A systematic review and meta-analysis demonstrated that the prevalence of Aspergillus Sensitisation (AS) in bronchial asthma ranges from 15-48%, with a pooled prevalence of 28% (95% CI, 24%-34%) (11). A similar frequency of AS has been documented in recently published studies as well (12),(13). Most of the available data is based on studies done in adult patients (11),(12),(13), with only a few studies including paediatric patients (4),(14). Also, no diagnostic criteria have been specifically defined for paediatric patients to date. Hence, present study was planned in view of insufficient paediatric data.

Hence, the present study was conducted to study the clinical spectrum of aspergillosis in severely asthmatic children aged between 2 and 18 years who were admitted to the PICU and to classify severely asthmatic Aspergillus-sensitive children into various categories of Aspergillus manifestations.

Material and Methods

This retrospective observational study was conducted in the Department of Paediatrics at Shree Guru Gobind Singh Tricentenary Medical College, Hospital, and Research Institute, located in Gurugram, Haryana, India. It is a tertiary-level healthcare facility located at outskirts of Gurugram and mainly serves the nearby rural population. All the case records during one-year period (September 2021-August 2022) were enrolled after taking ethical approval from the hospital’s ethical committee (IEC/FMHS/F/18/8/23/96). Data collection and analysis of case records were conducted from July 2023 to August 2023.

Inclusion criteria: Paediatric patients aged 2-18 years who were admitted to the PICU with acute exacerbation of asthma within the study duration were included in the study.

Exclusion criteria: Patients who were taking oral steroids already at presentation or who were previously taking steroids and stopped them less than three months ago, or had underlying congenital disorders or anomalies, were excluded from the study.

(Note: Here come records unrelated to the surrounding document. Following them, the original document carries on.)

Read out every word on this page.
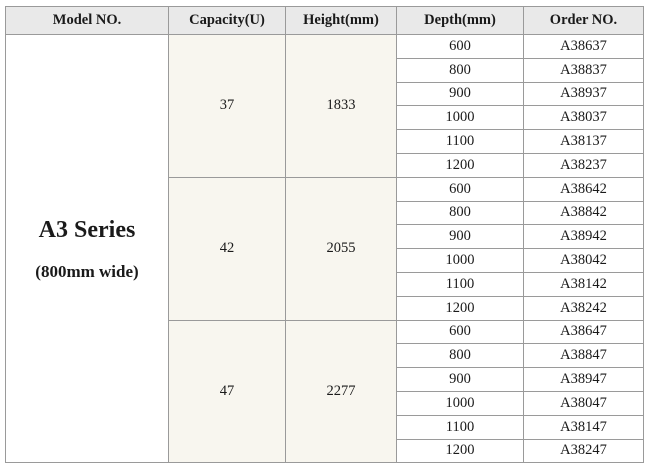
Model NO.	Capacity(U)	Height(mm)	Depth(mm)	Order NO.

A3 Series
(800mm wide)	37	1833	600	A38637
			800	A38837
			900	A38937
			1000	A38037
			1100	A38137
			1200	A38237
	42	2055	600	A38642
			800	A38842
			900	A38942
			1000	A38042
			1100	A38142
			1200	A38242
	47	2277	600	A38647
			800	A38847
			900	A38947
			1000	A38047
			1100	A38147
			1200	A38247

Sample size: Sampling was done by convenience sampling. Children aged 2-18 years presenting with a diagnosis of asthma were observed. Those with mild to moderate exacerbation of asthma were admitted to the paediatric ward and received treatment as per the standard protocols. Children with severe exacerbation or poorly controlled asthma who were admitted to the PICU were enrolled in the study.

Data collection: Baseline characteristics of these patients were recorded, including age, gender, clinical findings, presence of any co-morbidity, drug history, number of acute exacerbations per year, anthropometric parameters, and whether diagnosed with controlled, partially controlled, or poorly controlled asthma (as per Global Initiative for Asthma (GINA) guidelines) (1).

Patients with poorly controlled asthma or blood eosinophilia (>500 cells/μL) and positive radiological findings were categorised as subgroup A and further evaluated for evidence of aspergillosis. These patients were screened for aspergillosis using serum total Immunoglobulin (Ig)E (>1000 IU/mL), Aspergillus-specific IgE/IgG, chest X-ray findings, and chest Computed Tomography (CT) findings, if available. Patients with positive results for aspergillosis were categorised as ABPA (as per ISHAM workgroup criteria) or SAFS (as per the diagnostic criteria proposed by Denning DW et al.) [8,15].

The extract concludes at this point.